His wit was quick.  He did not vote, noting in the classroom that research indicated one had a better chance of being struck by lightning on the way to the polling booth than casting a decisive ballot.  Challenged once by a goody-two-shoes as to what would happen if everyone thought that way, Carey replied: “I’d vote.”  He treated his teaching assistants so well that “TA-ing” for Carey came with air quotes around it.  He tended to make his own copies, grade half his own exams and apologize for assigning what was left.

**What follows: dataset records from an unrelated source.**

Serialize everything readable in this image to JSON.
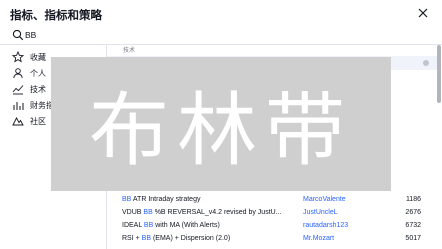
{
  "header": {
    "title": "指标、指标和策略"
  },
  "search": {
    "value": "BB"
  },
  "sidebar": {
    "items": [
      {
        "label": "收藏",
        "icon": "star-icon"
      },
      {
        "label": "个人",
        "icon": "user-icon"
      },
      {
        "label": "技术",
        "icon": "chart-line-icon"
      },
      {
        "label": "财务指",
        "icon": "bar-chart-icon"
      },
      {
        "label": "社区",
        "icon": "community-icon"
      }
    ]
  },
  "main": {
    "section_label": "技术",
    "rows": [
      {
        "highlight": "BB",
        "name_rest": " ATR Intraday strategy",
        "author": "MarcoValente",
        "likes": "1186"
      },
      {
        "prefix": "VDUB ",
        "highlight": "BB",
        "name_rest": " %B REVERSAL_v4.2 revised by JustU...",
        "author": "JustUncleL",
        "likes": "2676"
      },
      {
        "prefix": "IDEAL ",
        "highlight": "BB",
        "name_rest": " with MA (With Alerts)",
        "author": "rautadarsh123",
        "likes": "6732"
      },
      {
        "prefix": "RSI + ",
        "highlight": "BB",
        "name_rest": " (EMA) + Dispersion (2.0)",
        "author": "Mr.Mozart",
        "likes": "5017"
      }
    ]
  },
  "overlay": {
    "text": "布林带"
  },
  "colors": {
    "accent": "#2962ff",
    "overlay": "#cfcfcf"
  }
}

We emailed daily, trading barbs about the news, him reading drafts of anything I was to submit or publish with unfailing speed and perception.  A span of any serious silence was greeted with a gentle inquiry from him with the subject line, “Existential status.”  Within 48 hours of silence in reply to an email from me, I knew something was wrong and, for the first time, inquired into the same status of him.  When he had signed off email and I wrote to him by postal mail instead, the greatest puzzle was what to call him.  “George,” never—it would not have bothered him but would never have sat well with me.  “Professor,” too formal, though I think I did opt for that once or twice.  But what felt most familiar was “TME.”  I once heard Carey described, ever so aptly, as “the last of the gentleman scholars.”  He was decent, humble, so completely humble—happy in both the contemporary and the Aristotelian senses of the word.  He was also the most enlightened man I have ever known.